Minimally invasive endoscopic spinal cord untethering: case report

Albert Edward Telfeian, Michael Punsoni, Christoph P. Hofstetter


Tethered cord syndrome is a constellation of symptoms and signs that include back and leg pain, bowel and bladder dysfunction, scoliosis and lower extremity weakness and deformity. Tethering may be due to a tight filum terminale or a form of spinal dysraphism. The authors present a case of a 40-year-old man who presented with symptoms of back pain, bilateral lower extremity radicular pain, and bowel and bladder dysfunction. Magnetic resonance imaging showed a sacral lipomyelomeningocele, with fat tracking superiorly to the conus, which was tethered at the L4–L5 level. A minimally-invasive surgical approach with endoscopic visualization and identification of the nerve roots and filum terminale was performed.

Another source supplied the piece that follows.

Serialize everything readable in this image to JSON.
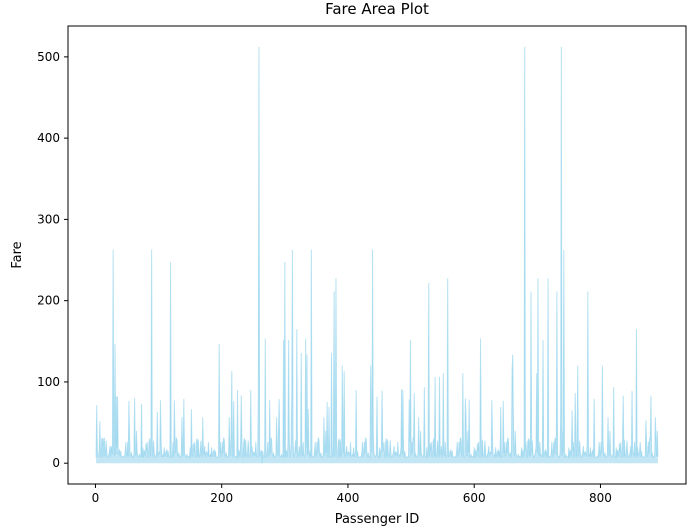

The patient’s postoperative clinical course was uneventful. This case highlights two important issues. First, minimally invasive spine techniques should be considered in the surgical treatment of tethered cord especially given the theoretical advantages of minimizing pain, spinal fluid leakage, and subsequent scarring. And second, endoscopic techniques are advancing. In the case presented here, endoscopic visualization and operative techniques made identification and transection of the filum terminale possible through a tiny dural opening. The small dural opening could theoretically pose the advantage of decreasing the risk of spinal fluid leakage. Clinicians should be aware that endoscopic visualization and techniques can serve as minimally-invasive adjuncts to enhance the traditional approach to many surgical pathologies.